Even before I took office, permit applicants voiced their frustrations over the cumbersome, non-transparent, and time-consuming nature of the review process.  These frustrations are born out of 1) the secretive ways in which the Game Commission and Fish & Boat Commission treat T&E information, and 2) how the review processes of both commissions are siloed, disorganized, disjointed, and excruciatingly drawn out.

To put it simply, the system is hopelessly fractured.  Moreover, after studying up on this problem when I was Secretary, it became clear that the current system does not even do an optimal job of protecting T&E species.
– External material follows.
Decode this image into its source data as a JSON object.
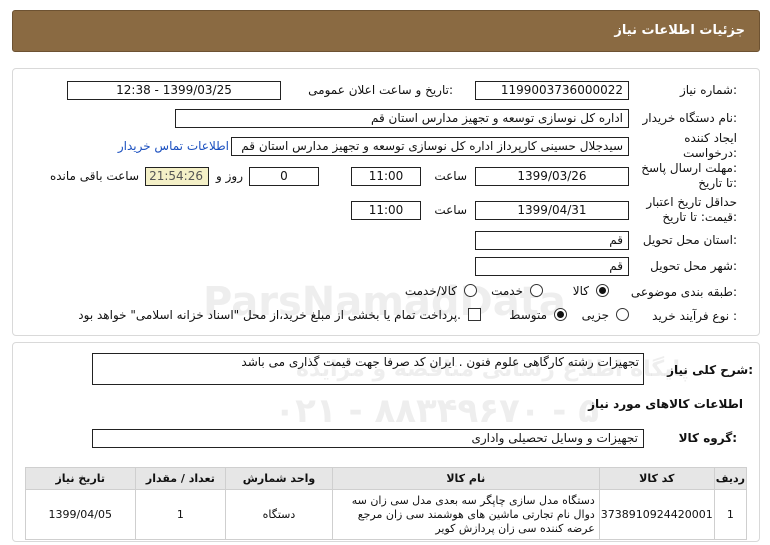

All of this is aggravated by the elephant in the room—the fiefdom mentality of the Game Commission and Fish & Boat Commission, where protecting turf and power prerogatives permeates.  Unfortunately, despite our best efforts, the Executive Branch could only do so much to bring order to the situation.  Legislation was needed.

We now have two parallel bills in the House (HB 1575) and the Senate (SB 1047), both called the Endangered Species Coordination Act, which were introduced this summer and may see action this coming fall.  The co-sponsorship of both bills is remarkably bipartisan and geographically diverse.  The bills, among other things, would standardize the process for listing T&E species, require coordination, and grant more transparent access to information so planners can maximize conservation efforts for their permitted activities.  Also, the bills would finally require the two commissions to do what every other agency of the commonwealth government does: follow constitutional due process and the Commonwealth Documents Law in promulgating regulations and decision making.

Predictably, both commissions have expressed their opposition with the overstated claims that protection will be reduced.  In reality, protection will be enhanced and they know that.  The opposition really boils down to their objection of having to follow the law in decision-making, being transparent, and having their decisions be subject to review.  In other words, they would have to give up unchecked, unshared, and in many cases, unreviewable power.  We need to remember, though, what Madison said in the Federalist Papers: “… government must be obliged to control itself.”

This will be a heavy lift in the legislature because both commissions will get their backs up to protect their turf and stoke up advocacy groups to fight the bills full bore under the guise of protecting T&E species.  But at the end of the day, the Endangered Species Coordination Act is a common-sense law aimed at increasing transparency, reducing territoriality of government agencies, coordinating requirements and communications, having agencies live by the law and comply with due process, and increasing protections. 

This is one moratorium on “fracturing” that would well serve the Commonwealth.